Его столько раз ставили нос к носу с реальной действительностью, что он понял наконец, насколько его представления о ней расходятся с тем, что есть на самом деле. Это повлияло впоследствии и на его образ мыслей, — он стал сомневаться в том, что адекватно представляет себе ситуацию.
Вот и сейчас, сколько ни успокаивал он себя, что у Константина могли возникнуть какие-то неотложные дела, что ему пришлось срочно куда-то уехать и он не успел предупредить об этом Макеева, да и с какой стати, в конце концов, он стал бы его об этом предупреждать, — его не покидало какое-то беспокойство и ощущение, что на самом деле все обстоит совершенно иначе, что Константин попал в какую-то беду.
Поэтому его самого нисколько не удивило не правомерное действие, которое, несколько неожиданно для себя, он предпринял. Пошарив у себя дома в ящике с инструментами, он нашел набор простеньких отмычек, с которым не расставался, когда работал в уголовном розыске, и вновь появился у дверей квартиры Константина.
С замком он справился секунд за сорок, навыки, которые приобрел за годы работы в милиции, пришлись как нельзя кстати.
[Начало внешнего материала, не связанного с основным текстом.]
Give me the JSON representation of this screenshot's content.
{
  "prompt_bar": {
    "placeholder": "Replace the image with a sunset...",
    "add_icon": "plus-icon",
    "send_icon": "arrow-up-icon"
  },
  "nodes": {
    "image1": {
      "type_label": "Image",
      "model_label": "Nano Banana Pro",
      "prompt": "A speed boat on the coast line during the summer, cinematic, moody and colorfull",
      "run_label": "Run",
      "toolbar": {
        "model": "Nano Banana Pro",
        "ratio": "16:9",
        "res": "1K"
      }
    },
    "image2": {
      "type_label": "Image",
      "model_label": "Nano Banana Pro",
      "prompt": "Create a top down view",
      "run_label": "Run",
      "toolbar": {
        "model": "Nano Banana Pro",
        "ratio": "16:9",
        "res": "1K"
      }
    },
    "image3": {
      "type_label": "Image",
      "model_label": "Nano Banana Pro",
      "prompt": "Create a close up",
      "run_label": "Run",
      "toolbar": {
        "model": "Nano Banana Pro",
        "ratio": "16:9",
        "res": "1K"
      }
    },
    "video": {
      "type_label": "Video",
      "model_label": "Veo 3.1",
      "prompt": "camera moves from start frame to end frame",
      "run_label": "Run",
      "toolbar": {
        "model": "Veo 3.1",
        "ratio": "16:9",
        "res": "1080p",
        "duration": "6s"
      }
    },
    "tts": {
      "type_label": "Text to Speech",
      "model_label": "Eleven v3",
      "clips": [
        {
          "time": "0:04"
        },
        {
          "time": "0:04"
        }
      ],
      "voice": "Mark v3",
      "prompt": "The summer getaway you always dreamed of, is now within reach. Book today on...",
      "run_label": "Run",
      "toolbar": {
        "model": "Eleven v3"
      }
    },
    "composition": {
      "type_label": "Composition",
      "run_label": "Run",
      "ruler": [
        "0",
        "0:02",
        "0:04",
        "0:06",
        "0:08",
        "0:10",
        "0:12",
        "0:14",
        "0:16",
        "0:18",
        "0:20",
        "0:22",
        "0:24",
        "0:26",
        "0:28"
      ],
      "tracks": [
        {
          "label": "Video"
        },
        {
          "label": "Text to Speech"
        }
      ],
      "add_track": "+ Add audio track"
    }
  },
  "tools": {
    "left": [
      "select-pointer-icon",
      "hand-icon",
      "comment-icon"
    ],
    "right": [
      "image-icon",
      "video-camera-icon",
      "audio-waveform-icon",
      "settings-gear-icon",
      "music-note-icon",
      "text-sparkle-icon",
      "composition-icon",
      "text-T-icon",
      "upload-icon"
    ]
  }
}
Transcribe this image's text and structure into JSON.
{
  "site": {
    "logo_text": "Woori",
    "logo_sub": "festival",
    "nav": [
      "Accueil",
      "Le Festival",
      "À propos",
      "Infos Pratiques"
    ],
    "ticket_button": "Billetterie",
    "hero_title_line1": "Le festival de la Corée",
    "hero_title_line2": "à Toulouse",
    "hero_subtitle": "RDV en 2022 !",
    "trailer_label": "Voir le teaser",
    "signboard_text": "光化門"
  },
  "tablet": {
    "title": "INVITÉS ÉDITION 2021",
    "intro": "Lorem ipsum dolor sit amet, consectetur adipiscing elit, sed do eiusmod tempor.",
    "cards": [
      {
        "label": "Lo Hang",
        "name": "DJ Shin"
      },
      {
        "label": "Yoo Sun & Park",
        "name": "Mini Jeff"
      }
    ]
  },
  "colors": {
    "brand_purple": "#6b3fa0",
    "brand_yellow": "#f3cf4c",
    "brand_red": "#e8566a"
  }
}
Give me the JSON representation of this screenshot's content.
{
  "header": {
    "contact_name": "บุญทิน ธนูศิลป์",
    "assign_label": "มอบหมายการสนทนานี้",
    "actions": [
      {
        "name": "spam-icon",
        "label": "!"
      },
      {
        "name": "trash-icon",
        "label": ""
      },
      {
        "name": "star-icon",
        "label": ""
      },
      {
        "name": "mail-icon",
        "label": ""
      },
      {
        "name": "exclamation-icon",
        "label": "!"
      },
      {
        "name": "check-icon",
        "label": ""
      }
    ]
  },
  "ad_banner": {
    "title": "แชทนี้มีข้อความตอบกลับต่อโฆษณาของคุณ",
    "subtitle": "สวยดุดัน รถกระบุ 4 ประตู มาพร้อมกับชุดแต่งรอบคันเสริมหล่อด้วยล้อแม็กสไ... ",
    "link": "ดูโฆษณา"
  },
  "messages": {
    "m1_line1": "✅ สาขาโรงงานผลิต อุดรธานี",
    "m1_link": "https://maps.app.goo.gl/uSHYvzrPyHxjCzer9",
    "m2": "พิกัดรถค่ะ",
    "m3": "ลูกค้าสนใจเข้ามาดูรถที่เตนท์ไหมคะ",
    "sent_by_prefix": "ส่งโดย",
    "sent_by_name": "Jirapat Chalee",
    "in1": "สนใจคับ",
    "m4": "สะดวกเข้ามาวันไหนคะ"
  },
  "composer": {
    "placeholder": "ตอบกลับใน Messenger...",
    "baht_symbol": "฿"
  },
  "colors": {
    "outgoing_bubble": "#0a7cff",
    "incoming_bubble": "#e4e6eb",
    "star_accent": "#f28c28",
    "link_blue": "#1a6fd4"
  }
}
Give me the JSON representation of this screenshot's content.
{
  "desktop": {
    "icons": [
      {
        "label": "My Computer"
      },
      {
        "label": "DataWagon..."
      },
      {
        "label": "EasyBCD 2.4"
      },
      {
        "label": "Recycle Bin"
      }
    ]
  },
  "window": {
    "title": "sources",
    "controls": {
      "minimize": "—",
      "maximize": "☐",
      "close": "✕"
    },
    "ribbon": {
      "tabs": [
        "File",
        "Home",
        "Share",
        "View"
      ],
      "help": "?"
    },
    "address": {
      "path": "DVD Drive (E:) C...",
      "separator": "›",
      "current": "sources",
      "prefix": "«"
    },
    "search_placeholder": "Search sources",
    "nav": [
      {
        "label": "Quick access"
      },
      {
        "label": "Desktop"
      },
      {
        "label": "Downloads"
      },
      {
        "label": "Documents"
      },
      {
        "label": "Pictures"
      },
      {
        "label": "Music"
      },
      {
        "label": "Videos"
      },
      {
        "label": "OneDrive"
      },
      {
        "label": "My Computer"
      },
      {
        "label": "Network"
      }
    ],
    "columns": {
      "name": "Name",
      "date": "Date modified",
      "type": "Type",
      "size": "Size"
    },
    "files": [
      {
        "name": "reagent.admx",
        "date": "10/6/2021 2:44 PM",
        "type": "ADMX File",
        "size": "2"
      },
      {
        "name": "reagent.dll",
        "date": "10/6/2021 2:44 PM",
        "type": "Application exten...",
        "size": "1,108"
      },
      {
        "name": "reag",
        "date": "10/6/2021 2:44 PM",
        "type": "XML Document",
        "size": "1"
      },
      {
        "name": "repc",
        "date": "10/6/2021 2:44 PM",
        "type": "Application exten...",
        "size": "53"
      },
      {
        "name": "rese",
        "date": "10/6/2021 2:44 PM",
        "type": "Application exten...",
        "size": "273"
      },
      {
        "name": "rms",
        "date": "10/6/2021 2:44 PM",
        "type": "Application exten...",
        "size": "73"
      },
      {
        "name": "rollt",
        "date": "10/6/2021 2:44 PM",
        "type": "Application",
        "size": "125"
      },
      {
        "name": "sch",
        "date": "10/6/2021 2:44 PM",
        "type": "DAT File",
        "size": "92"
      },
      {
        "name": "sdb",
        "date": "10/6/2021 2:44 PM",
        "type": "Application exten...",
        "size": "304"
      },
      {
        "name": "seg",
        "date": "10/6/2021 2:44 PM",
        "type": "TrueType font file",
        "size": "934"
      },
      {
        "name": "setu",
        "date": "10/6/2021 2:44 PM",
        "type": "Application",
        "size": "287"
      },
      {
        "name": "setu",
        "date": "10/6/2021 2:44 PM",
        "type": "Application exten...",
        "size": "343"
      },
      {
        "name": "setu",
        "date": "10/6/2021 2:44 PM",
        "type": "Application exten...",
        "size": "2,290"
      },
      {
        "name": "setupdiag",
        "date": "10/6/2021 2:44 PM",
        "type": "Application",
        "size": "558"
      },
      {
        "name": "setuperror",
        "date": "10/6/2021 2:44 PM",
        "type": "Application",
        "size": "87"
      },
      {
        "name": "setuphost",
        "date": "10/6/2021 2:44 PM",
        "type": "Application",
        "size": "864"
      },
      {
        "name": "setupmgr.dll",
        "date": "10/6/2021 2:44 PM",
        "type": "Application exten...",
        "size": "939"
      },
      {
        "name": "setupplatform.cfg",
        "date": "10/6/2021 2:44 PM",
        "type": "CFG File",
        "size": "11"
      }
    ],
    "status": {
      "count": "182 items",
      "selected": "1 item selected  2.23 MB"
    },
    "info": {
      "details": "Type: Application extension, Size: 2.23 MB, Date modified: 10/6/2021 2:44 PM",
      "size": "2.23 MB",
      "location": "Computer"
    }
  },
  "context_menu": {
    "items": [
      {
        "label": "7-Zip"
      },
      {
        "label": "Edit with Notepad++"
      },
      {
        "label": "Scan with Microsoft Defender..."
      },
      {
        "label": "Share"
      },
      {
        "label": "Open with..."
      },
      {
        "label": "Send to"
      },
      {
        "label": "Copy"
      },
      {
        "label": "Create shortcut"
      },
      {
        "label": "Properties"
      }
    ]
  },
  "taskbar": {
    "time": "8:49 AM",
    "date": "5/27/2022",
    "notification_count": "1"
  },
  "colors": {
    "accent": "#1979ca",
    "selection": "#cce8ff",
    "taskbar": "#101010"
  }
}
Оказавшись в квартире Константина и проведя ее поверхностный осмотр, он не обнаружил абсолютно ничего, что могло бы подсказать, куда исчез сам жилец. Все было в относительном порядке, следов борьбы или обыска он не нашел. И все же что-то ему не нравилось в этой холостяцкой обстановке, которую он сейчас разглядывал с профессиональным интересом, подогретым беспокойством за Константина.
Наконец он понял. Вобла!
Четыре отличные воблешки лежали на тумбочке в прихожей, явно приготовленные к тому, чтобы их прихватили с собой, когда будут выходить из дома.
Это могло означать только то, что Константин собрался идти на встречу с ним.
Поэтому и воблу положил под рукой, чтобы не забыть, когда будет выходить из дома.
И все же забыл.
Впрочем, не обязательно, забыл. Не взял почему-то — это другое дело. Должен был взять, но не взял. А забывчивостью Константин вроде бы не отличался.
И так и этак крутил в голове Макеев обнаруженный им факт, пока не пришел к единственному объяснению, которое показалось ему наиболее правдоподобным. По крайней мере, оно было внутренне не противоречиво.
Константин ушел из дома раньше, он собирался вернуться и тогда уже, прихватив с собой воблу, отправиться на встречу с Макеевым. Это, кроме всего прочего, говорило о том, что отправился он в сторону, противоположную метро «Пражская» — это раз. И случилось с ним что-то непредвиденное — это два.